You search for the hidden paragraph buried in the book, page after page of blinding words and perfect sentences. The grammar trips and rushes, the punctuation like railway points and signals governing your speeding breath and lurching pace. Sailing away on this tall tale while the rain pelts at the thinnest window glass, no adequate barrier for cold, but you remain undistracted. Knees drawn up under the blanket, bell, book, torch and candle, the wicked witch of reading and secrecy. Silently turn the cream pages and break your concentration as you think about esparto grass and how bales of it come into the country on rusty ships and are unloaded in more rain or under watery sunlight. That paragraph’s location remains a secret.

Man has landed on the moon. You hear that an American man has stepped on the surface of that great cheesy, distant orb. Somehow the moon is not far enough away to matter. Summertime in Midlothian. Fried eggs and burnt bacon sizzling on black hot plates, tortured by sweaty army cooks. You are watching Top of the Pops and starting to dislike it, you are not quite sure why.

What is the point of having power if you cannot abuse it?

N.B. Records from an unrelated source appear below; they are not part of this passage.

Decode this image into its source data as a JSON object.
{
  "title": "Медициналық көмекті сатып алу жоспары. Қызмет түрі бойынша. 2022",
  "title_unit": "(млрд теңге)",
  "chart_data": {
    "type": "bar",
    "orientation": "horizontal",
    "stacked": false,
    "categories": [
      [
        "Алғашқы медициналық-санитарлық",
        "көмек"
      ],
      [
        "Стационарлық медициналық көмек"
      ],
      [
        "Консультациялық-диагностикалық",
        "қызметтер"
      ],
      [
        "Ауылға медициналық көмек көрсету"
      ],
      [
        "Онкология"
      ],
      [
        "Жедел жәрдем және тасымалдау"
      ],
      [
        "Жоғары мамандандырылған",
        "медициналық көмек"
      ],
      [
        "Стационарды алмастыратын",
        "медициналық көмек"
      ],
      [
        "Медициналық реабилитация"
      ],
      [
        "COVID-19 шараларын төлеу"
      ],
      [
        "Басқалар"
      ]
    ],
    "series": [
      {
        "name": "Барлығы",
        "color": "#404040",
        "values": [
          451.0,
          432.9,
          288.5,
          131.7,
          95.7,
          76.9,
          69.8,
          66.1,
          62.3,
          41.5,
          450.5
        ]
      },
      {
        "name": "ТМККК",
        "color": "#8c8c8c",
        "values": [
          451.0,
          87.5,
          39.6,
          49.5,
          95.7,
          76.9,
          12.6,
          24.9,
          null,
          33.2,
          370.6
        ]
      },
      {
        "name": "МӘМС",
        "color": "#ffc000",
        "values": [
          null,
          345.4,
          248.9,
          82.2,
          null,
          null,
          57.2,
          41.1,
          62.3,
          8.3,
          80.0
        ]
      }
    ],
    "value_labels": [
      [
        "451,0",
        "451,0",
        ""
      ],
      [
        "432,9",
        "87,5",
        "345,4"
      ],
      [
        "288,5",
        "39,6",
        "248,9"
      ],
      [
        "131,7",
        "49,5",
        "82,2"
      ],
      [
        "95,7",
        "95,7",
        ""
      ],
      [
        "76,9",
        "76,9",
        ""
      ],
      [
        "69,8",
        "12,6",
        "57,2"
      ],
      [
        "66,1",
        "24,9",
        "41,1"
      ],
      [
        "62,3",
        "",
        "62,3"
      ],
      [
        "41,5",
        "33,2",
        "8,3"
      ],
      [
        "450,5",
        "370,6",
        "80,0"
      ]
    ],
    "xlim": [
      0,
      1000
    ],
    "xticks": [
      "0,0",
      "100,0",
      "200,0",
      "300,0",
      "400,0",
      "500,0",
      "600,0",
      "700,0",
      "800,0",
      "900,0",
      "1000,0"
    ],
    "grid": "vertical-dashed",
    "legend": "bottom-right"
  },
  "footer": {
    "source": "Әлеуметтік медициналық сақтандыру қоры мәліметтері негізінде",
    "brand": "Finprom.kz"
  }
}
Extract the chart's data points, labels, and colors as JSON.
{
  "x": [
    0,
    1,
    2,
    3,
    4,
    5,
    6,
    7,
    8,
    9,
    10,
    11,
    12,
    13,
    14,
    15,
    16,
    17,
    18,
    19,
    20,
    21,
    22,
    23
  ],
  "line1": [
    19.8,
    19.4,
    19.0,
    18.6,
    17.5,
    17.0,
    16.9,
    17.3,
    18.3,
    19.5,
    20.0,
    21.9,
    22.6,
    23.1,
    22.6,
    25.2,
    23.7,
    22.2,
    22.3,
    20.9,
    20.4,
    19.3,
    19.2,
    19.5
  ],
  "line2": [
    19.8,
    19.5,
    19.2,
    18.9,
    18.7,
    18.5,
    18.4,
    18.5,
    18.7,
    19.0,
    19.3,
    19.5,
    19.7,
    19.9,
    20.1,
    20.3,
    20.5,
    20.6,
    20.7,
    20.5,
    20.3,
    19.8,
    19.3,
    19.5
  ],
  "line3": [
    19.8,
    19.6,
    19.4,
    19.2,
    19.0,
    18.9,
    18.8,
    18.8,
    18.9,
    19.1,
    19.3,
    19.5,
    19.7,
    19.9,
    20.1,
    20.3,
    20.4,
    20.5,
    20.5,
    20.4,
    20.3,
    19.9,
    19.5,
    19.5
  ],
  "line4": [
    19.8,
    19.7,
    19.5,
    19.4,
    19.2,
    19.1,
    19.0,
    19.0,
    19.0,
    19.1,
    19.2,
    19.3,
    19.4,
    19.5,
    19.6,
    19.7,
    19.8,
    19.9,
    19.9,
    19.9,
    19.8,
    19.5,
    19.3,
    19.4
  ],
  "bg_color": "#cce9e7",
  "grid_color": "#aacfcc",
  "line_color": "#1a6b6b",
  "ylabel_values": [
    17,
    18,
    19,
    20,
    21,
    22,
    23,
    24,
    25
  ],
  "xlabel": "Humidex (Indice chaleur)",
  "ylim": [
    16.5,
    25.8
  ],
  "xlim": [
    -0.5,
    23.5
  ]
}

A fine dusting of snow is covering the cracks on the pavement, walking to school, shorts and anorak. Your legs are red with the stinging cold, you head is down. The snow starts to blind and you realise that this kind of snow is no fun, it is panic snow and the coldness on you, gripping you is now a bitter pain. The wetness on you cheeks is snow mixed with tears you don’t recall crying, you want to be home, you want your legs to move faster and eat up these daily seen familiar streets, the bumps and breaks in the surfaces, the splitting tree roots, the uneven kerbs, the bright gates, the rotting gates, the cast iron gates. The cars that are parked and never seem to move, the vegetable man and the post office van, all for once with an added free frozen topping. You want to get home.

Smoking is not what you thought it would be, why should you have to learn to smoke, isn’t it a natural thing to do? Does it make everybody seem so sick? Growing up and the pleasures that grown ups enjoy are all so bitter sweet, so much so, in the midst of this sick, queasy and dizzy feeling, they are only ridiculous. Why can adults refrain from smoking and drinking? I’m sure that goes for all those other odd pleasures they hint at, those x certificate things you don’t understand. Why don’t they just eat sweeter and more elaborate sweets and avoid all these acrid and acidic adult poisons?

Boys have nobs (do you spell it with a silent “k”?) and girls have fannys. Silent letters are fun. Teacher tells you all about them, rules and rhymes to help you remember the contradictions in English. So why isn’t it called British? Do Burns and Walter Scott and R L Stevenson figure in English Literature? Questions come far too quickly and easily to you at this age. I wish that I were you now but back then.

You don’t like Garry Glitter or T Rex, those guys are twats, and as for the Bay City Rollers, you wonder what on earth has become of decent music. The seventies started with such promise, where the hell did glam rock come from? At least we finally got a colour TV, how strange a best it is, a total distraction in this dull sitting room, like some fountain of acid experience running over and over, getting brighter and more explosive each moment. Swimming pools and palm trees and green hills look fantastic, such a colourful world out there yet to be explored.

Trauma, more lights, more action, more muffle voices far away, is that rain. You feel rain on your face, warm rain? Blood. Some body is singing in your ear, or is it a tannoy message or a phone or lo-fi lift music? You hate the questions forming in your head; they pile up like unanswered emails in a traffic jam of riotous information not flowing or making sense. You fall asleep again.